Bengaluru: As per finding of a paper, ” Gender differentials and state variations in suicide deaths in India: the Global Burden of Disease Study 1990-2016,” published on Wednesday, September 12, in The Lancet Public Health, almost four out of 10 women who commit suicide in the world are from India. About 71.2 percent of these suicides were in the 15-29 age group. The paper declared that India’s contribution to global suicide deaths had increased from 25.3 percent in 1990 to 36.6 percent in 2016 among women. According to the study put in for the paper, in 2016, India accounted for 17.8 percent of the world’s population and recorded 36.6 percent of the 2,57,624 suicides among women as compared to in 1990 when India accounted for 16.4 percent of the world’s population and 25.3 percent of the suicide rates among women.
Among the contributors for India’s leading women suicide rates, Karnataka takes the second position at 23.5 percent, only surpassed by Tamil Nadu at 25.3 percent. In the paper, Lancet also warns of an impending public health crisis, where there is a huge spike in the numbers of young adults taking their own lives and that suicide ranks first in the cause of death of people in the age groups of 15-29 and 15-39. This paper was a part of the India State-level Disease Burden Initiative, a joint initiative of the Indian Council of Medical Research (ICMR), Public Health Foundation of India (PHFI) and Institute for Health Metrics and Evaluation (IHME) in collaboration with the Ministry of Health and Family Welfare.
Prof. Rakhi Dandona, the lead author of the paper has said that the main reasons for suicide among young adults was family/marriage issues and financial issues. She also said that married women account for a very large portion of the victims and that this could be due to an early marriage, young motherhood, low social status, domestic violence and economic dependence.
Suicide deaths are the ninth largest cause for mortality rates in India, with an increase of 40.1 percent from the year 1990 to the year 2016.
All of these findings were in line with earlier reports on suicide mortality in India, including the Million Death Study findings.

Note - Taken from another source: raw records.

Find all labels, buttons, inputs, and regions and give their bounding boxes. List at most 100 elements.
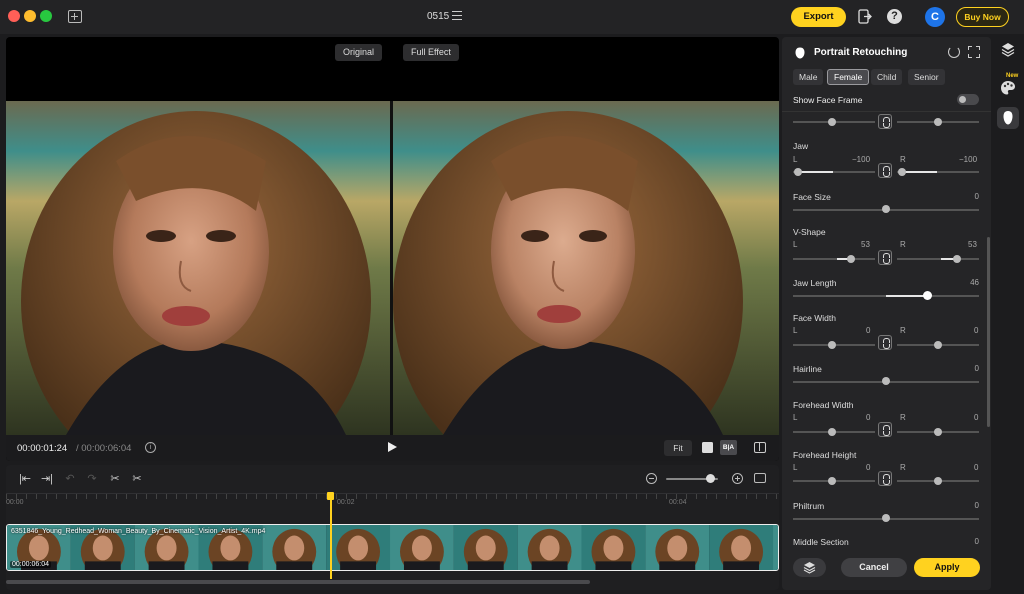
link-icon[interactable] [878,471,892,486]
portrait-retouching-panel: Portrait Retouching Male Female Child Se… [782,37,991,590]
full-effect-button[interactable]: Full Effect [403,44,459,61]
face-icon [1003,111,1013,125]
original-button[interactable]: Original [335,44,383,61]
jaw-right-knob[interactable] [898,168,906,176]
forehead-width-title: Forehead Width [793,400,854,410]
split-view-icon[interactable] [754,442,766,453]
zoom-slider-knob[interactable] [706,474,715,483]
zoom-in-icon[interactable] [732,473,743,484]
link-icon[interactable] [878,250,892,265]
panel-title: Portrait Retouching [814,47,908,58]
layers-tool-button[interactable] [997,39,1019,61]
jaw-title: Jaw [793,141,809,151]
left-label: L [793,155,798,164]
playhead[interactable] [330,495,332,579]
cut-icon[interactable]: ✂ [108,472,122,486]
hairline-value: 0 [974,364,979,373]
face-icon [795,47,805,59]
zoom-window-button[interactable] [40,10,52,22]
palette-icon [1001,81,1015,95]
forehead-height-right-knob[interactable] [934,477,942,485]
zoom-out-icon[interactable] [646,473,657,484]
reset-icon[interactable] [948,46,960,58]
middle-section-value: 0 [974,537,979,546]
side-toolbar: New [993,37,1024,590]
middle-section-title: Middle Section [793,537,849,547]
jaw-right-fill [901,171,937,173]
slider-knob[interactable] [828,118,836,126]
zoom-fit-icon[interactable] [754,473,766,483]
jaw-length-value: 46 [970,278,979,287]
hairline-knob[interactable] [882,377,890,385]
link-icon[interactable] [878,335,892,350]
face-size-value: 0 [974,192,979,201]
show-face-frame-toggle[interactable] [957,94,979,105]
link-icon[interactable] [878,114,892,129]
forehead-height-title: Forehead Height [793,450,857,460]
close-window-button[interactable] [8,10,20,22]
philtrum-title: Philtrum [793,501,825,511]
minimize-window-button[interactable] [24,10,36,22]
single-view-icon[interactable] [702,442,713,453]
project-title: 0515 [427,11,450,22]
left-label: L [793,413,798,422]
philtrum-knob[interactable] [882,514,890,522]
delete-cut-icon[interactable]: ✂ [130,472,144,486]
forehead-height-left-knob[interactable] [828,477,836,485]
before-after-view-button[interactable]: B|A [720,440,737,455]
redo-icon[interactable]: ↷ [85,472,99,486]
jaw-left-knob[interactable] [794,168,802,176]
compare-layers-button[interactable] [793,558,826,577]
jaw-length-knob[interactable] [923,291,932,300]
video-clip[interactable]: 6351846_Young_Redhead_Woman_Beauty_By_Ci… [6,524,779,571]
v-shape-right-slider[interactable] [897,258,979,260]
v-shape-right-knob[interactable] [953,255,961,263]
timeline: |⇤ ⇥| ↶ ↷ ✂ ✂ 00:00 00:02 00:04 6351846_… [6,465,779,590]
link-icon[interactable] [878,422,892,437]
list-icon[interactable] [452,11,462,20]
forehead-width-right-knob[interactable] [934,428,942,436]
avatar[interactable]: C [925,7,945,27]
face-width-left-knob[interactable] [828,341,836,349]
title-bar: 0515 Export ? C Buy Now [0,0,1024,34]
trim-end-icon[interactable]: ⇥| [40,472,54,486]
face-size-knob[interactable] [882,205,890,213]
current-time: 00:00:01:24 [17,443,68,454]
gender-senior-button[interactable]: Senior [908,69,945,85]
layers-icon [803,562,816,574]
export-button[interactable]: Export [791,7,846,27]
timeline-scrollbar[interactable] [6,580,590,584]
panel-footer: Cancel Apply [782,553,991,590]
v-shape-left-knob[interactable] [847,255,855,263]
info-icon[interactable]: i [145,442,156,453]
trim-start-icon[interactable]: |⇤ [18,472,32,486]
link-icon[interactable] [878,163,892,178]
face-width-right-knob[interactable] [934,341,942,349]
forehead-width-left-knob[interactable] [828,428,836,436]
apply-button[interactable]: Apply [914,558,980,577]
v-shape-left-value: 53 [861,240,870,249]
fit-dropdown[interactable]: Fit [664,440,692,456]
v-shape-left-slider[interactable] [793,258,875,260]
exit-icon[interactable] [858,9,872,24]
gender-male-button[interactable]: Male [793,69,824,85]
panel-scrollbar[interactable] [987,237,990,427]
right-label: R [900,326,906,335]
cancel-button[interactable]: Cancel [841,558,907,577]
gender-child-button[interactable]: Child [871,69,903,85]
portrait-tool-button[interactable] [997,107,1019,129]
jaw-length-title: Jaw Length [793,278,837,288]
help-icon[interactable]: ? [887,9,902,24]
right-label: R [900,413,906,422]
face-frame-icon[interactable] [968,46,980,58]
ruler-label: 00:04 [669,499,687,506]
slider-knob[interactable] [934,118,942,126]
buy-now-button[interactable]: Buy Now [956,7,1009,27]
new-project-icon[interactable] [68,10,82,23]
effects-tool-button[interactable] [997,77,1019,99]
undo-icon[interactable]: ↶ [63,472,77,486]
jaw-left-fill [797,171,833,173]
v-shape-title: V-Shape [793,227,826,237]
play-icon[interactable] [388,442,397,452]
gender-female-button[interactable]: Female [827,69,870,85]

Dr. Vikram Patel, Professor, Department of Global Health and Population, Harvard TH School of Public Health explains that there are no definitive explanations as to why the suicide rates differ so much between states or why there are higher rates of suicides in states with better socio-economic indicators. One theory for this could be that young people in such states face greater challenges to achieve their life goals.
With these latest findings, it shows that suicide, without a doubt, is a national public health emergency and that the country needs a plan to reduce them drastically.